[Solved] CS580U 06B-Infix evaluation

Create pointer-based Stack & Queue functions that can hold both a char and a float in each node, write a main function that evaluates an infix expression, using the algorithms in the slides on my website with your stack & queue implementations. The input is terminated by an ^ character. All incoming numbers will be single-digit integers (as characters). You will have to convert the characters to floats and put them in your stack and/or queue. The input rules allow for at least 1, but possibly no spaces or multiple spaces between digits and operators. In the following steps, print means, display it on standard output.
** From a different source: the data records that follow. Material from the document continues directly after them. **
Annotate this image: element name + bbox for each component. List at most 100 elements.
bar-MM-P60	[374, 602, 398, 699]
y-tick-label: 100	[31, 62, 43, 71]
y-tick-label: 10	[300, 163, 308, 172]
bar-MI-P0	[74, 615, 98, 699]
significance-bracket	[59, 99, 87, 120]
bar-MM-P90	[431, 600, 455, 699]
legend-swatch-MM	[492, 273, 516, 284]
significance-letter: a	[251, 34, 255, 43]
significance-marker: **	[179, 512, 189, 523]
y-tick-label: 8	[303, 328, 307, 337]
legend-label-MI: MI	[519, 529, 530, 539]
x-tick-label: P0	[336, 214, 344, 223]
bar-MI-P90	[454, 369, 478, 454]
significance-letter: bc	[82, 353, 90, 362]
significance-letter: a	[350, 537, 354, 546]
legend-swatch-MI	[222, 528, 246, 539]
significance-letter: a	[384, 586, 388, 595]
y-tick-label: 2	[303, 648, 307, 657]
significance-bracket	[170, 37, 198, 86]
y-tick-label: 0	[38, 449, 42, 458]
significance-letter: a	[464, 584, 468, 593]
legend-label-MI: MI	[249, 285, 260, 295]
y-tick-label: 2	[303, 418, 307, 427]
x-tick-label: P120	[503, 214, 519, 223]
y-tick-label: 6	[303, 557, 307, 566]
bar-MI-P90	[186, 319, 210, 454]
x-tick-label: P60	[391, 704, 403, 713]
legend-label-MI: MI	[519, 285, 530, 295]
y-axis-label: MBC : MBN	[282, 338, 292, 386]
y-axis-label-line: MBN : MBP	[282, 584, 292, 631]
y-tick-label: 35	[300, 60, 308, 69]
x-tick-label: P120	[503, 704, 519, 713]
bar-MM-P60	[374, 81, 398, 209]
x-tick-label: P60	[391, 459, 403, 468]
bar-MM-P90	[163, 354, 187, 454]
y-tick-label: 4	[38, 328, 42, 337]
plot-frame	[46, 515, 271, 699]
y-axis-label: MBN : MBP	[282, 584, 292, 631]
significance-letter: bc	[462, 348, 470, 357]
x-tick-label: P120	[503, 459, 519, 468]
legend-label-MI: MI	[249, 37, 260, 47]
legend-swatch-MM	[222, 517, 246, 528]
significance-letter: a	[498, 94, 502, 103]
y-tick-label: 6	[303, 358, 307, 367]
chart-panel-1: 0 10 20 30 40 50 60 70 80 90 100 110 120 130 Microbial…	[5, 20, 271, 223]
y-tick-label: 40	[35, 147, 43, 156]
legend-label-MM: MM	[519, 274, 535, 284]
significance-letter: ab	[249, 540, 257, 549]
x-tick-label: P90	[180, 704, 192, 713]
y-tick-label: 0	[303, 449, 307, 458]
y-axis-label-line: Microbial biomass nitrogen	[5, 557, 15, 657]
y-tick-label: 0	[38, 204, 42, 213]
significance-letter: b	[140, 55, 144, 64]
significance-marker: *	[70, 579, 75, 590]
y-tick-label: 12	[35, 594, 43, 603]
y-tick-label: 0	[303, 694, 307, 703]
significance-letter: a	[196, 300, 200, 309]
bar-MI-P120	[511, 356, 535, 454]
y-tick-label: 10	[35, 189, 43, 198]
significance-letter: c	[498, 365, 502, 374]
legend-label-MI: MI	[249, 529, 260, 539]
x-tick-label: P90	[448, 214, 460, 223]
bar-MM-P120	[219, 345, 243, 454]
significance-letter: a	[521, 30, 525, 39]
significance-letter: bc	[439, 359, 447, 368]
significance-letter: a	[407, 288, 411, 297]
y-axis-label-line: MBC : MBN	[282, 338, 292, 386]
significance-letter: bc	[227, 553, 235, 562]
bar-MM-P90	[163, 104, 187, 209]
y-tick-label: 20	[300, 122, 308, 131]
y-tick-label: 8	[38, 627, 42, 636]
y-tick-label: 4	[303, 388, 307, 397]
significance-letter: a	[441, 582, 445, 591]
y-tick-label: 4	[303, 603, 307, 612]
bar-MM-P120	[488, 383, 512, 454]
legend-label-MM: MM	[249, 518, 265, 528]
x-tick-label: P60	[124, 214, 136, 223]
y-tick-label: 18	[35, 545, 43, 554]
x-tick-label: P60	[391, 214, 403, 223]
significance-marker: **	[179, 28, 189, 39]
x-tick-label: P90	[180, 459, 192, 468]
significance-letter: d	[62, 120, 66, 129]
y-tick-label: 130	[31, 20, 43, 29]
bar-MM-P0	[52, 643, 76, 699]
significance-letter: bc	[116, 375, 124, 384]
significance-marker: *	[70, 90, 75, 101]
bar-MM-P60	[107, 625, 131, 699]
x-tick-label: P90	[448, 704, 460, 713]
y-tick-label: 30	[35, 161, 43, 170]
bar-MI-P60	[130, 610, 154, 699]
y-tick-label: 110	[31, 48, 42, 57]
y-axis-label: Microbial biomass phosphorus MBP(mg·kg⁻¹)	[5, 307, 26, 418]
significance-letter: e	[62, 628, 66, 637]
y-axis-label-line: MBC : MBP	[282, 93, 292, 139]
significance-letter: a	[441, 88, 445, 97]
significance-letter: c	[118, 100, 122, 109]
1. Read a sequence of characters from standard input (could be console or a piped file or even output from another program) into a queue.
   1. Print the characters in the queue (so we know you got it all). When this is performed, the leftmost symbol printed will be the symbol that is at the front of the queue.
   2. Treat the first character inserted into the queue as the 1^st character to be extracted in the next step.
2. Use the queue to feed the stacking operations to convert the sequence to postfix notation (algorithm 1).
   1. Print the characters AND their values in the entire stack (one line pair per like) starting with the top of the stack after each push operation. After printing the stack, print a line of === signs (about 10 of them.) Do not disturb the stack when printing, because you will need it in the next step.
3. Print the final element that is on the top of the stack, which will be the answer to the evaluation. Label it as the answer (e.g.: the answer is: 42)

Rules:

Be sure to FREE list nodes that are removed from your stack and/or queue

Operands are ONLY the usual: plus, minus, times, divide AND parentheses. Your evaluator should properly handle expressions like: ((2+3)*4)*(5+2)*(3+4)^

Extra credit (10 points): DO NOT ATTEMPT THIS until you KNOW your regular operation is working. Make a COPY of your existing solution naming it with EXTRA after its name, THEN work on the copy. Allow for ** meaning exponentiation (2**3 means 2 cubed). This means you would have to be prepared to peek at the last entry of your queue * to see if it is doubled to form the ** operator. If you detect that you now have 2 * in a row, replace the one on the stack with a special operator, such a $ and add it to your operator priority list as higher than * or /. Be prepared to handle something like (2*3)**4 YOU will have to tell your CA to use the exponent test instead of the regular test.

Submit the program as usual.